Leur objectif, poursuivait-il, était d’assembler les choses d’une manière qui n’avait encore jamais été faite et de trouver une façon de communiquer cela aux gens qui n’ont pas cette vision, afin que ceux-ci puissent en profiter pleinement. Si vous observez les choses de plus près, vous verrez qu’à cette époque précise, dans les années 1970 et 1980, les meilleurs en informatique étaient la plupart du temps des poètes, des écrivains ou des musiciens. Presque tous étaient musiciens. Beaucoup d’entre eux étaient également un peu poètes. Ils se sont engagés dans la voie de l’informatique parce que c’était un domaine fascinant. C’était nouveau et original. C’était un nouveau moyen d’expression pour leurs talents créatifs. Les sentiments et la passion que les gens mirent dans ce domaine étaient les mêmes que ceux qu’un poète ou un peintre met dans son travail.
Rétrospectivement, il peut sembler présomptueux que Steve Jobs ait comparé des concepteurs d’ordinateur et même, sacrilège ! des designers d’emballages en carton, à des artistes. Ce serait effectivement un peu ridicule, voire à la limite du bon goût s’il s’agissait d’une autre entreprise. Pourtant, lorsque cette manière de créer des gadgets participe à l’esprit de l’époque et amène des clients, en toute connaissance de cause, à acheter tellement de produits que l’entreprise en question finit par devenir la plus valorisée financièrement au monde, alors on peut parler de poésie de l’électronique grand public.
Apple est différente, et c’est sa vision des produits qui lui a permis d’occuper une place à part. Apple s’est très tôt parée du costume de rebelle, qu’il s’agisse de Steve Jobs lui-même ou de ses premières troupes telles qu’il aimait à en parler. Dans les premières années, Steve Jobs avait hissé un drapeau à tête de mort sur le toit de l’immeuble abritant l’équipe du Macintosh qu’il supervisait. Dès le début, Apple s’est tenue à l’écart du reste de l’industrie informatique. La philosophie de l’entreprise était d’être unique, et l’attention portée aux détails était partie prenante de cette philosophie.
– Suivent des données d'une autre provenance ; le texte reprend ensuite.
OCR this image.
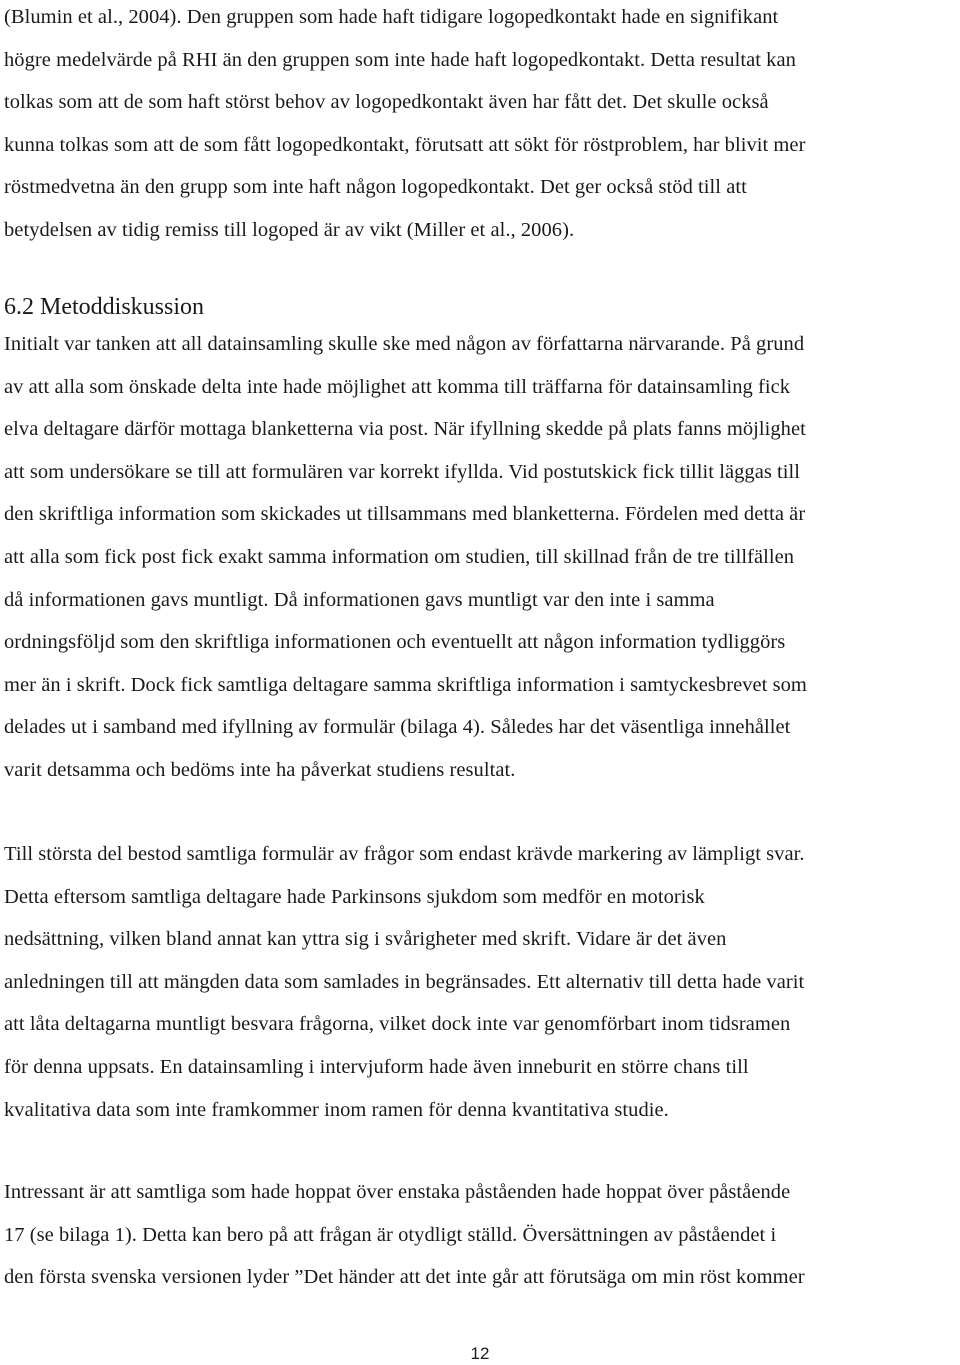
(Blumin et al., 2004). Den gruppen som hade haft tidigare logopedkontakt hade en signifikant
högre medelvärde på RHI än den gruppen som inte hade haft logopedkontakt. Detta resultat kan
tolkas som att de som haft störst behov av logopedkontakt även har fått det. Det skulle också
kunna tolkas som att de som fått logopedkontakt, förutsatt att sökt för röstproblem, har blivit mer
röstmedvetna än den grupp som inte haft någon logopedkontakt. Det ger också stöd till att
betydelsen av tidig remiss till logoped är av vikt (Miller et al., 2006).
6.2 Metoddiskussion
Initialt var tanken att all datainsamling skulle ske med någon av författarna närvarande. På grund
av att alla som önskade delta inte hade möjlighet att komma till träffarna för datainsamling fick
elva deltagare därför mottaga blanketterna via post. När ifyllning skedde på plats fanns möjlighet
att som undersökare se till att formulären var korrekt ifyllda. Vid postutskick fick tillit läggas till
den skriftliga information som skickades ut tillsammans med blanketterna. Fördelen med detta är
att alla som fick post fick exakt samma information om studien, till skillnad från de tre tillfällen
då informationen gavs muntligt. Då informationen gavs muntligt var den inte i samma
ordningsföljd som den skriftliga informationen och eventuellt att någon information tydliggörs
mer än i skrift. Dock fick samtliga deltagare samma skriftliga information i samtyckesbrevet som
delades ut i samband med ifyllning av formulär (bilaga 4). Således har det väsentliga innehållet
varit detsamma och bedöms inte ha påverkat studiens resultat.
Till största del bestod samtliga formulär av frågor som endast krävde markering av lämpligt svar.
Detta eftersom samtliga deltagare hade Parkinsons sjukdom som medför en motorisk
nedsättning, vilken bland annat kan yttra sig i svårigheter med skrift. Vidare är det även
anledningen till att mängden data som samlades in begränsades. Ett alternativ till detta hade varit
att låta deltagarna muntligt besvara frågorna, vilket dock inte var genomförbart inom tidsramen
för denna uppsats. En datainsamling i intervjuform hade även inneburit en större chans till
kvalitativa data som inte framkommer inom ramen för denna kvantitativa studie.
Intressant är att samtliga som hade hoppat över enstaka påståenden hade hoppat över påstående
17 (se bilaga 1). Detta kan bero på att frågan är otydligt ställd. Översättningen av påståendet i
den första svenska versionen lyder ”Det händer att det inte går att förutsäga om min röst kommer
12
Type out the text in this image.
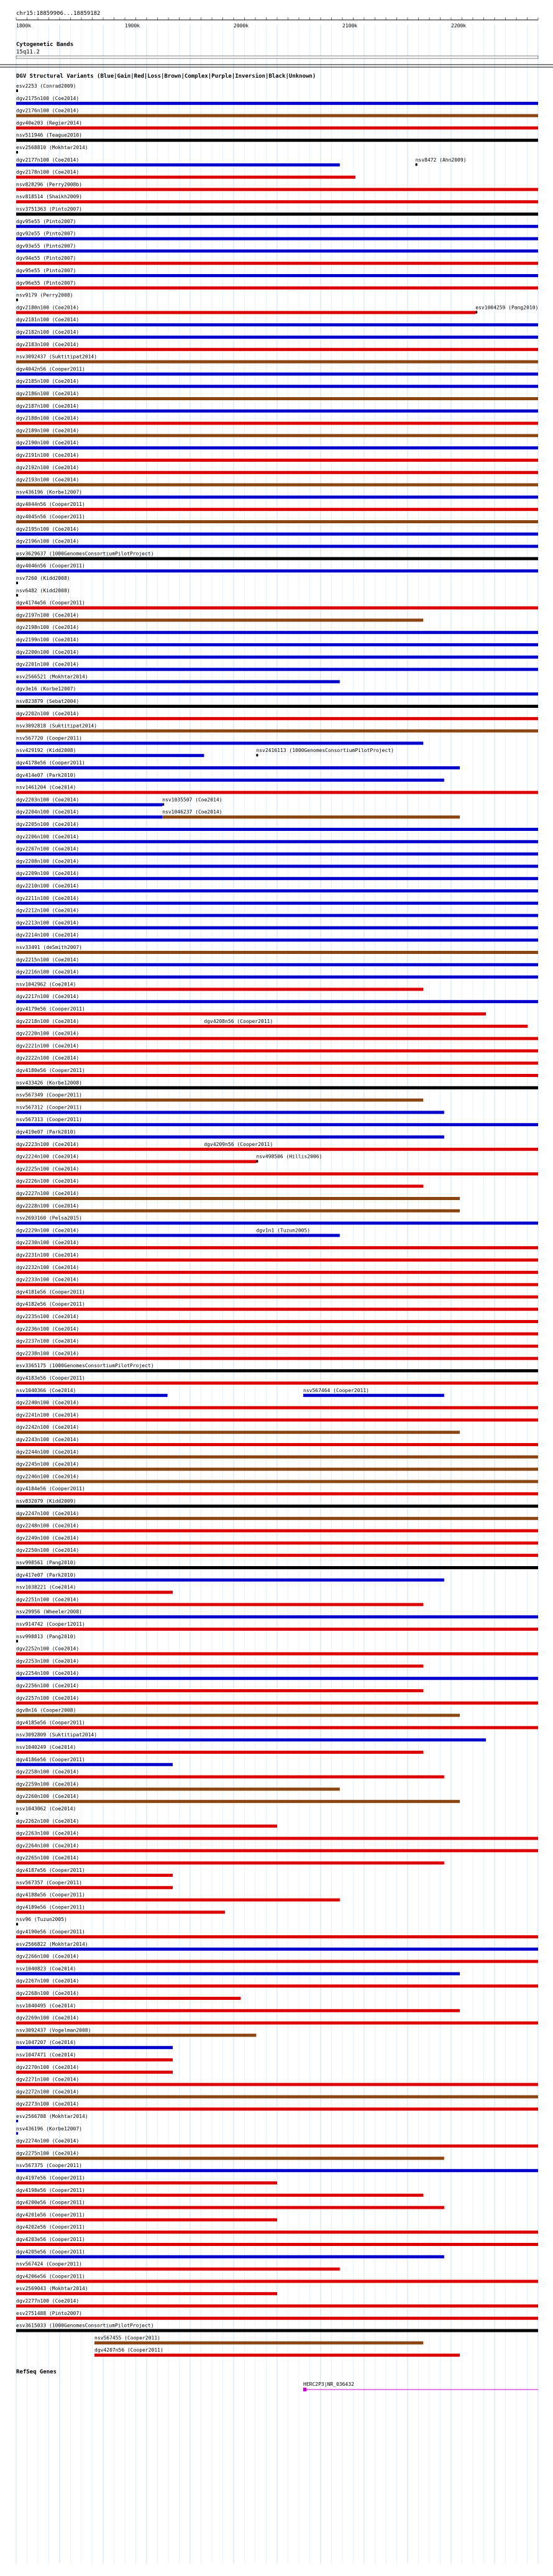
chr15:18859906...18859182
1800k	1900k	2000k	2100k	2200k
Cytogenetic Bands
15q11.2
DGV Structural Variants (Blue|Gain|Red|Loss|Brown|Complex|Purple|Inversion|Black|Unknown)
esv2253 (Conrad2009)
dgv2175n100 (Coe2014)
dgv2176n100 (Coe2014)
dgv40e203 (Regier2014)
nsv511946 (Teague2010)
esv2568810 (Mokhtar2014)
dgv2177n100 (Coe2014)	nsv8472 (Ahn2009)
dgv2178n100 (Coe2014)
nsv828296 (Perry2008b)
nsv818514 (Shaikh2009)
nsv3751363 (Pinto2007)
dgv95e55 (Pinto2007)
dgv92e55 (Pinto2007)
dgv93e55 (Pinto2007)
dgv94e55 (Pinto2007)
dgv95e55 (Pinto2007)
dgv96e55 (Pinto2007)
nsv9179 (Perry2008)
dgv2180n100 (Coe2014)	esv1004259 (Pang2010)
dgv2181n100 (Coe2014)
dgv2182n100 (Coe2014)
dgv2183n100 (Coe2014)
nsv3092437 (Suktitipat2014)
dgv4042n56 (Cooper2011)
dgv2185n100 (Coe2014)
dgv2186n100 (Coe2014)
dgv2187n100 (Coe2014)
dgv2188n100 (Coe2014)
dgv2189n100 (Coe2014)
dgv2190n100 (Coe2014)
dgv2191n100 (Coe2014)
dgv2192n100 (Coe2014)
dgv2193n100 (Coe2014)
nsv436196 (Korbe12007)
dgv4044n56 (Cooper2011)
dgv4045n56 (Cooper2011)
dgv2195n100 (Coe2014)
dgv2196n100 (Coe2014)
esv3629637 (1000GenomesConsortiumPilotProject)
dgv4046n56 (Cooper2011)
nsv7260 (Kidd2008)
nsv6482 (Kidd2008)
dgv4174e56 (Cooper2011)
dgv2197n100 (Coe2014)
dgv2198n100 (Coe2014)
dgv2199n100 (Coe2014)
dgv2200n100 (Coe2014)
dgv2201n100 (Coe2014)
esv2566521 (Mokhtar2014)
dgv3e16 (Korbe12007)
nsv823879 (Sebat2004)
dgv2202n100 (Coe2014)
nsv3092818 (Suktitipat2014)
nsv567720 (Cooper2011)
nsv429192 (Kidd2008)	nsv2416113 (1000GenomesConsortiumPilotProject)
dgv4178e56 (Cooper2011)
dgv414e07 (Park2010)
nsv1461204 (Coe2014)
dgv2203n100 (Coe2014)	nsv1035507 (Coe2014)
dgv2204n100 (Coe2014)	nsv1046237 (Coe2014)
dgv2205n100 (Coe2014)
dgv2206n100 (Coe2014)
dgv2207n100 (Coe2014)
dgv2208n100 (Coe2014)
dgv2209n100 (Coe2014)
dgv2210n100 (Coe2014)
dgv2211n100 (Coe2014)
dgv2212n100 (Coe2014)
dgv2213n100 (Coe2014)
dgv2214n100 (Coe2014)
nsv33491 (deSmith2007)
dgv2215n100 (Coe2014)
dgv2216n100 (Coe2014)
nsv1042962 (Coe2014)
dgv2217n100 (Coe2014)
dgv4179e56 (Cooper2011)
dgv2218n100 (Coe2014)	dgv4208n56 (Cooper2011)
dgv2220n100 (Coe2014)
dgv2221n100 (Coe2014)
dgv2222n100 (Coe2014)
dgv4180e56 (Cooper2011)
nsv433426 (Korbe12008)
nsv567349 (Cooper2011)
nsv567312 (Cooper2011)
nsv567313 (Cooper2011)
dgv419e07 (Park2010)
dgv2223n100 (Coe2014)	dgv4209n56 (Cooper2011)
dgv2224n100 (Coe2014)	nsv498506 (Hillis2006)
dgv2225n100 (Coe2014)
dgv2226n100 (Coe2014)
dgv2227n100 (Coe2014)
dgv2228n100 (Coe2014)
nsv2693160 (Pelsa2015)
dgv2229n100 (Coe2014)	dgv1n1 (Tuzun2005)
dgv2230n100 (Coe2014)
dgv2231n100 (Coe2014)
dgv2232n100 (Coe2014)
dgv2233n100 (Coe2014)
dgv4181e56 (Cooper2011)
dgv4182e56 (Cooper2011)
dgv2235n100 (Coe2014)
dgv2236n100 (Coe2014)
dgv2237n100 (Coe2014)
dgv2238n100 (Coe2014)
esv3365175 (1000GenomesConsortiumPilotProject)
dgv4183e56 (Cooper2011)
nsv1040366 (Coe2014)	nsv567464 (Cooper2011)
dgv2240n100 (Coe2014)
dgv2241n100 (Coe2014)
dgv2242n100 (Coe2014)
dgv2243n100 (Coe2014)
dgv2244n100 (Coe2014)
dgv2245n100 (Coe2014)
dgv2246n100 (Coe2014)
dgv4184e56 (Cooper2011)
nsv832079 (Kidd2009)
dgv2247n100 (Coe2014)
dgv2248n100 (Coe2014)
dgv2249n100 (Coe2014)
dgv2250n100 (Coe2014)
nsv998561 (Pang2010)
dgv417e07 (Park2010)
nsv1038221 (Coe2014)
dgv2251n100 (Coe2014)
nsv29956 (Wheeler2008)
nsv914742 (Cooper12011)
nsv998813 (Pang2010)
dgv2252n100 (Coe2014)
dgv2253n100 (Coe2014)
dgv2254n100 (Coe2014)
dgv2256n100 (Coe2014)
dgv2257n100 (Coe2014)
dgv8n16 (Cooper2008)
dgv4185e56 (Cooper2011)
nsv3092809 (Suktitipat2014)
nsv1040249 (Coe2014)
dgv4186e56 (Cooper2011)
dgv2258n100 (Coe2014)
dgv2259n100 (Coe2014)
dgv2260n100 (Coe2014)
nsv1043062 (Coe2014)
dgv2262n100 (Coe2014)
dgv2263n100 (Coe2014)
dgv2264n100 (Coe2014)
dgv2265n100 (Coe2014)
dgv4187e56 (Cooper2011)
nsv567357 (Cooper2011)
dgv4188e56 (Cooper2011)
dgv4189e56 (Cooper2011)
nsv96 (Tuzun2005)
dgv4190e56 (Cooper2011)
esv2566822 (Mokhtar2014)
dgv2266n100 (Coe2014)
nsv1040823 (Coe2014)
dgv2267n100 (Coe2014)
dgv2268n100 (Coe2014)
nsv1040495 (Coe2014)
dgv2269n100 (Coe2014)
nsv3092437 (Vogelman2008)
nsv1047207 (Coe2014)
nsv1047471 (Coe2014)
dgv2270n100 (Coe2014)
dgv2271n100 (Coe2014)
dgv2272n100 (Coe2014)
dgv2273n100 (Coe2014)
esv2566788 (Mokhtar2014)
nsv436196 (Korbe12007)
dgv2274n100 (Coe2014)
dgv2275n100 (Coe2014)
nsv567375 (Cooper2011)
dgv4197e56 (Cooper2011)
dgv4198e56 (Cooper2011)
dgv4200e56 (Cooper2011)
dgv4201e56 (Cooper2011)
dgv4202e56 (Cooper2011)
dgv4203e56 (Cooper2011)
dgv4205e56 (Cooper2011)
nsv567424 (Cooper2011)
dgv4206e56 (Cooper2011)
esv2569043 (Mokhtar2014)
dgv2277n100 (Coe2014)
esv2751488 (Pinto2007)
esv3615033 (1000GenomesConsortiumPilotProject)
nsv567455 (Cooper2011)
dgv4207n56 (Cooper2011)
RefSeq Genes
HERC2P3|NR_036432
Le reste du secteur informatique ne jurait en revanche que par la standardisation. Les « clones » des PC d’IBM étaient considérés comme une des grandes innovations. Apple, dédiée corps et âme à des ordinateurs aux fonctions supérieures, fut certes brièvement une icône, mais surtout un pionnier. Des années plus tard, à une époque où Hewlett-Packard subissait l’une de ses nombreuses crises, un responsable bien placé de la Silicon Valley se demanda pourquoi même un cadre talentueux d’Apple aurait du mal à redresser HP. « Lorsque Steve est revenu chez Apple, le moral était très bas, mais il restait une culture du produit d’exception », explique-t-il. « HP en avait manqué cruellement pendant des années. Personne n’était capable de prendre les commandes. »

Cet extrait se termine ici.